Chair: Herbert Kroehl
The virtual observatory (VO) paradigm has been gaining visibility in communities beyond Astronomy and distributed data systems ( DDS ) have been around for at least 15 years. These efforts are producing numerous successes, lessons learned, new concepts, new designs, and copious experience with changing technologies. Science communities (especially Geosciences) and agencies stand ready to utilize fully these concepts in meeting the challenging explosion of data from instruments and models in the present and next decade.
Motivated by the eGY, which is promoting the use of VO concepts/paradigms or data-intensive activities in the 2007-2008 timeframe, this session will feature 3 invited presentations that represent diverse earth and space science applications of virtual observatory concepts.

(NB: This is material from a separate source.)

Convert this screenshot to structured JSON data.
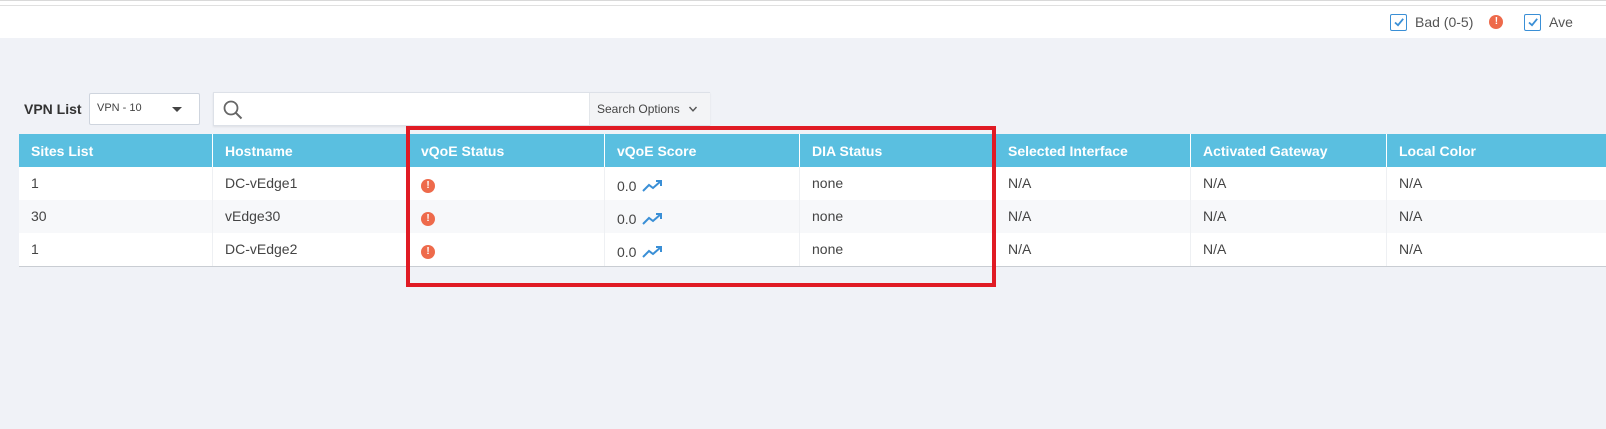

The session will also feature a panel discussion on virtual observatories that will allow the audience at all levels (science and education users, designers/architects, developers, and data providers) to contribute their experiences.
The oral presentations and the discussion panel are intended to address the following questions: What have we learned in developing and deploying distributed data systems and virtual observatories? How can proper attribution of sources of data be made and tracked in a data-world that is increasingly 'virtual'? Can we clarify the role semantics (ontologies, knowledge representation) may play in developing search and access systems? How will these capabilities change the way our communities develop interdisciplinary and diverse science applications? Are VOs (or an analog paradigm in fields where 'observatories' are not the usual construct) changing or ready to change the way our communities perform science on ever increasing amounts and diversity of data? How can educators make use of VOs and DDSs that were designed for experts to use? How will knowledge representation technology help educators?
Finally, Are VOs ready to significantly aid scientists in integrating science data from diverse and heterogeneous sources, extract useful knowledge from vast virtual data repositories? and What are the best practices emerging from VO efforts?